Herzlich willkommen in Slubfurt

Die Bürger von Frankfurt (Oder) und Slubice sind sich näher gekommen

  • Steffi Prutean, dpa
  • Lesedauer: 3 Min.

Die Stadtbrücke spannt sich in hohem Bogen über den Fluss. Das Bauwerk steht nicht nur für einen direkten Weg zwischen Frankfurt (Oder) und Slubice und damit über die deutsch-polnische Grenze. Die Brücke hat auch symbolischen Charakter – als Verbindung zwischen den Kommunen, den Menschen und ihren Kulturen. Während die Deutschen Richtung Polen eher eine »Preisgrenze« überschreiten, wie ein Plakat verkündet, locken hochwertige Waren sowie Kultur Menschen aus Slubice auf die westliche Oderseite.

Bis Ende 2007 mussten auf der Brücke Ausweise gezeigt und so mancher Kofferraum geöffnet werden. Das ist so gut wie vergessen. »Wir sind mitten in Europa, und das ist gut so«, sagt ein polnischer Spargelverkäufer. In beiden Städten wählen die Bürger am 7. Juni das Europäische Parlament.

Als die Grenzkontrollen wegfielen, fiel auch manchem ein Stein vom Herzen. Frankfurter und Slubicer begannen, die jeweils andere Seite zu erkunden, über Basare und Läden hinaus. Polen besuchen auf deutscher Seite Konzerte, Ausstellungen, das Schwimmbad. »Wir gehen gern in den Botanischen Garten«, sagt eine junge Slubicerin, die öfter mit ihrer vierköpfigen Familie am westlichen Ufer flaniert.

Niemand dreht sich mehr um, wenn in der deutschen Grenzstadt Polnisch gesprochen wird. Die Schilder mit der polnischen Aufschrift »Jeder Diebstahl wird angezeigt« sind einem »Herzlich Willkommen« gewichen. Die Frankfurter erkunden zunehmend auch das Hinterland von Slubice.

»Europa heißt nicht, sich gegenseitig in die Arme zu fallen«, sagt der Soziologe und Direktor des Collegium Polonicums Slubice, Krzysztof Wojciechowski. Es sei ein schwieriger Prozess, aus alten Bahnen wie Sprache, Kultur und Gewohnheiten auszubrechen. »Wir haben es hier trotzdem getan.« Große Probleme wie Grenzkriminalität, Illegalität und Migration seien verschwunden oder stark reduziert.

Das bestätigt auch Brandenburgs Innenministerium.
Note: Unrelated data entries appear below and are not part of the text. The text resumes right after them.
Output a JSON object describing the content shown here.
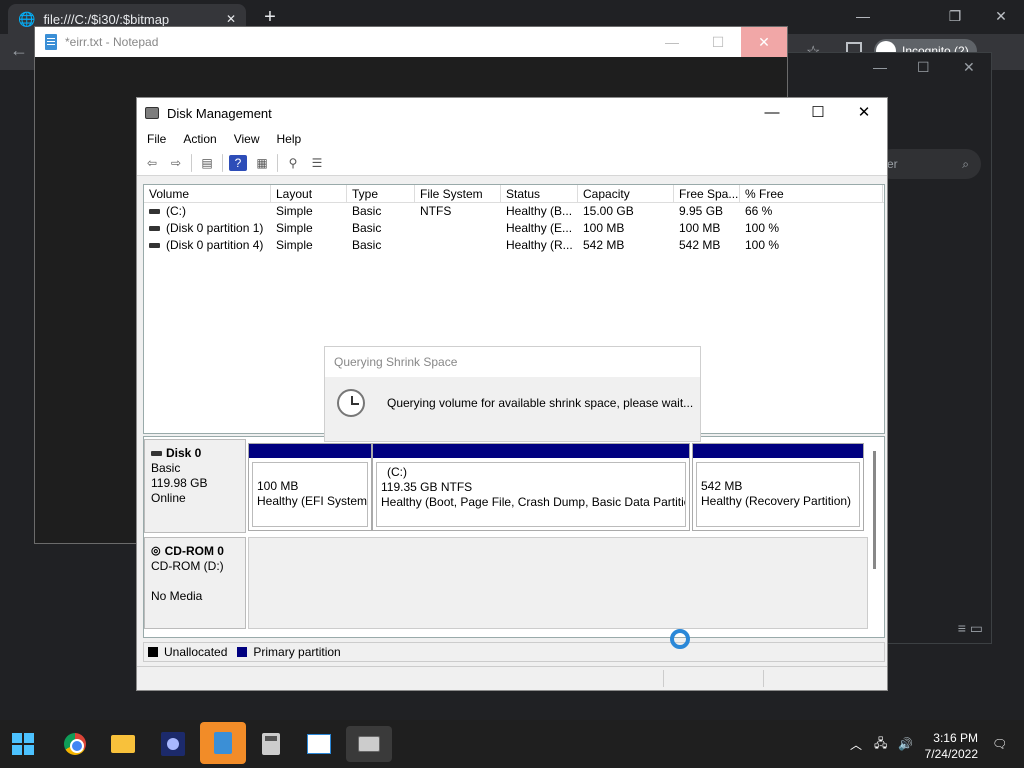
{
  "chrome": {
    "tab_title": "file:///C:/$i30/:$bitmap",
    "new_tab": "+",
    "minimize": "—",
    "restore": "❐",
    "close": "✕",
    "profile_label": "Incognito (2)",
    "search_placeholder": "er"
  },
  "notepad": {
    "title": "*eirr.txt - Notepad",
    "close": "✕"
  },
  "disk_mgmt": {
    "title": "Disk Management",
    "menu": [
      "File",
      "Action",
      "View",
      "Help"
    ],
    "columns": [
      "Volume",
      "Layout",
      "Type",
      "File System",
      "Status",
      "Capacity",
      "Free Spa...",
      "% Free"
    ],
    "volumes": [
      {
        "volume": "(C:)",
        "layout": "Simple",
        "type": "Basic",
        "fs": "NTFS",
        "status": "Healthy (B...",
        "capacity": "15.00 GB",
        "free": "9.95 GB",
        "pct": "66 %"
      },
      {
        "volume": "(Disk 0 partition 1)",
        "layout": "Simple",
        "type": "Basic",
        "fs": "",
        "status": "Healthy (E...",
        "capacity": "100 MB",
        "free": "100 MB",
        "pct": "100 %"
      },
      {
        "volume": "(Disk 0 partition 4)",
        "layout": "Simple",
        "type": "Basic",
        "fs": "",
        "status": "Healthy (R...",
        "capacity": "542 MB",
        "free": "542 MB",
        "pct": "100 %"
      }
    ],
    "disk0": {
      "name": "Disk 0",
      "type": "Basic",
      "size": "119.98 GB",
      "state": "Online",
      "partitions": [
        {
          "name": "",
          "size": "100 MB",
          "status": "Healthy (EFI System P"
        },
        {
          "name": "(C:)",
          "size": "119.35 GB NTFS",
          "status": "Healthy (Boot, Page File, Crash Dump, Basic Data Partition)"
        },
        {
          "name": "",
          "size": "542 MB",
          "status": "Healthy (Recovery Partition)"
        }
      ]
    },
    "cdrom": {
      "name": "CD-ROM 0",
      "drive": "CD-ROM (D:)",
      "media": "No Media"
    },
    "legend": {
      "unallocated": "Unallocated",
      "primary": "Primary partition",
      "unallocated_color": "#000000",
      "primary_color": "#000080"
    }
  },
  "dialog": {
    "title": "Querying Shrink Space",
    "message": "Querying volume for available shrink space, please wait..."
  },
  "taskbar": {
    "time": "3:16 PM",
    "date": "7/24/2022",
    "apps": [
      "start-icon",
      "chrome-icon",
      "file-explorer-icon",
      "galaxy-icon",
      "notepad-icon",
      "calculator-icon",
      "performance-monitor-icon",
      "disk-management-icon"
    ]
  }
}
Die Kriminalität, vor der sich viele nach dem Wegfall der Grenzkontrollen fürchteten, sei nicht gestiegen, heißt es. Die Zahl der Delikte in den 25 märkischen Gemeinden entlang der Grenze ist insgesamt sogar um 13,1 Prozent im Jahr 2008 gegenüber 2007 gesunken. Allerdings wurden mehr Autos gestohlen, in mehr Garagen, Gartenanlagen und Bungalows eingebrochen. Nach wie vor gehen in beiden Städten deutsche und polnische Polizisten gemeinsam auf Streife.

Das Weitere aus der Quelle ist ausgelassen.